Dans sa filmographie figurent aussi THE KINDERGARTEN TEACHER réalisé par Sara Colangelo pour Netflix ; LE LABYRINTHE : LE REMÈDE MORTEL et LE LABYRINTHE : LA TERRE BRÛLÉE de Wes Ball pour Twentieth Century Fox ; CHIPS mis en scène par Dax Shepard pour Warner Bros. ; DIVERGENTE 2 : L’INSURRECTION de Robert Schwentke pour Summit Entertainment ; SEARCH PARTY réalisé par Scot Armstrong pour Focus Features ; et NIGHT OWLS de Charles Hood pour Orion Pictures, entre autres.

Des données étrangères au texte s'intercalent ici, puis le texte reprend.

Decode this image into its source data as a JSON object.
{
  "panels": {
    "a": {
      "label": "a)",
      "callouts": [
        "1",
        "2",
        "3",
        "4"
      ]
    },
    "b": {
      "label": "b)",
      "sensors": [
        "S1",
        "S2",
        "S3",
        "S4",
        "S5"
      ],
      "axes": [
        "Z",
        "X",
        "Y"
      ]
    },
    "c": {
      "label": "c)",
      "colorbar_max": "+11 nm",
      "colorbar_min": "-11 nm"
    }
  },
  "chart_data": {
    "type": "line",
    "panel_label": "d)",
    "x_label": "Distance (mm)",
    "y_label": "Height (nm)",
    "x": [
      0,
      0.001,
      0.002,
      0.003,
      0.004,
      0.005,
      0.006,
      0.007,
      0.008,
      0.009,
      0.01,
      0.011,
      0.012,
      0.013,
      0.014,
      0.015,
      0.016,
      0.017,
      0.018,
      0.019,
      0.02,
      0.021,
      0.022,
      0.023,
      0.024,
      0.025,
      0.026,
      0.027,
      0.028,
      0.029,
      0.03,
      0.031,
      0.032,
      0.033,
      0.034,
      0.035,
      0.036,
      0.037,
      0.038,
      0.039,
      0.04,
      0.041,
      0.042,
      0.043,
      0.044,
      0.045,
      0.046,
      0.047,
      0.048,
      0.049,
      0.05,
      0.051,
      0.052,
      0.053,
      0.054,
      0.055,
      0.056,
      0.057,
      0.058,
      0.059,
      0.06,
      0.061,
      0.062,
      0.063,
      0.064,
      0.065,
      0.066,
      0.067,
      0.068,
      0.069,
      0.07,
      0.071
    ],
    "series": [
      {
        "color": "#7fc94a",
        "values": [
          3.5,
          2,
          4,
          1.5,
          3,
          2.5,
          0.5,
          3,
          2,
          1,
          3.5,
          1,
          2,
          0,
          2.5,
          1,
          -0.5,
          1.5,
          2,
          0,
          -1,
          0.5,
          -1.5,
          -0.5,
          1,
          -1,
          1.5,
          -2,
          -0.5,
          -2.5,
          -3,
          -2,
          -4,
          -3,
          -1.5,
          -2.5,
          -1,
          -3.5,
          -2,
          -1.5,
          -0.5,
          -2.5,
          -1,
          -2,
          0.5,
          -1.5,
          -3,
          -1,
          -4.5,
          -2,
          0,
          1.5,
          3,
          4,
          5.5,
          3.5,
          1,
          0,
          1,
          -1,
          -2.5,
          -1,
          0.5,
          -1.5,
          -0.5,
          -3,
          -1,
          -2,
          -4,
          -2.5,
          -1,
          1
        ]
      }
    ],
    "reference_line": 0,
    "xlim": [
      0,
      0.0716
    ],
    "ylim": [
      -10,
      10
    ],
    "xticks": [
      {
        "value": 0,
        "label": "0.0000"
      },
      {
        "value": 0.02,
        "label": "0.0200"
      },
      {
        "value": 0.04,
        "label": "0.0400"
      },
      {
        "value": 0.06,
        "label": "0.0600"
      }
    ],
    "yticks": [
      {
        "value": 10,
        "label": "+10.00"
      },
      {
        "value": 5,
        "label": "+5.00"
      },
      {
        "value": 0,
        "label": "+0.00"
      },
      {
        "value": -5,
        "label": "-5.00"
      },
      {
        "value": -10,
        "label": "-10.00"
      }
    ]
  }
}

Côté télévision, Rosa Salazar est apparue dans « Big Mouth » sur Netflix, « Man Seeking Woman » sur FXX et « Parenthood » sur NBC, entre autres. Elle a par ailleurs fait ses débuts derrière la caméra avec le court métrage « Good Crazy », présenté en compétition au Festival du film de Sundance 2017.

Rosa Salazar est née à Washington et a grandi à Greenbelt, dans le Maryland.

 

CHRISTOPH WALTZ rôle :DOCTEUR IDO

Christoph Waltz a reçu son second Oscar du meilleur acteur dans un second rôle en 2013 pour son interprétation du Dr King Schultz dans le film de Quentin Tarantino DJANGO UNCHAINED.

Il a également remporté le Golden Globe et le BAFTA Award. C’est déjà sous la direction de Tarantino qu’il avait remporté son premier Oscar en 2010, pour le rôle du colonel nazi Hans Landa dans INGLOURIOUS BASTERDS.

Il avait aussi obtenu le Screen Actors Guild Award, le BAFTA Award, le Golden Globe ainsi que le Prix d’interprétation masculine à Cannes.

Le 1er décembre 2014, il a reçu son étoile sur le Hollywood Walk of Fame.

Christoph Waltz partageait dernièrement l’affiche du film d’Alexander Payne DOWNSIZING avec Matt Damon, Hong Chau et Kristen Wiig. Il a participé également à TULIP FEVER de Justin Chadwick, avec Alicia Vikander.

En 2016, il était le Capitaine Rom auprès de Samuel L. Jackson, Margot Robbie et Alexander Skarsgård dans TARZAN de David Yates.

En 2015, il campait Oberhauser face à Daniel Craig dans le rôle de James Bond dans 007 SPECTRE de Sam Mendes, avec Léa Seydoux, Ben Whishaw et Naomie Harris.

Fiche Technique:

Réalisateur et producteurs

Réalisateur: Robert Rodriguez

Producteurs: James Cameron et Jon Landau

 

Casting et équipe technique

Avec: Rosa Salazar, Christoph Waltz, Jennifer Connelly, Mahershala Ali, Ed Skrein, Jackie Earle Haley, Keean Johnson

Classification: 3D

Produit par James Cameron (AVATAR) et réalisé par Robert Rodriguez (SIN CITY).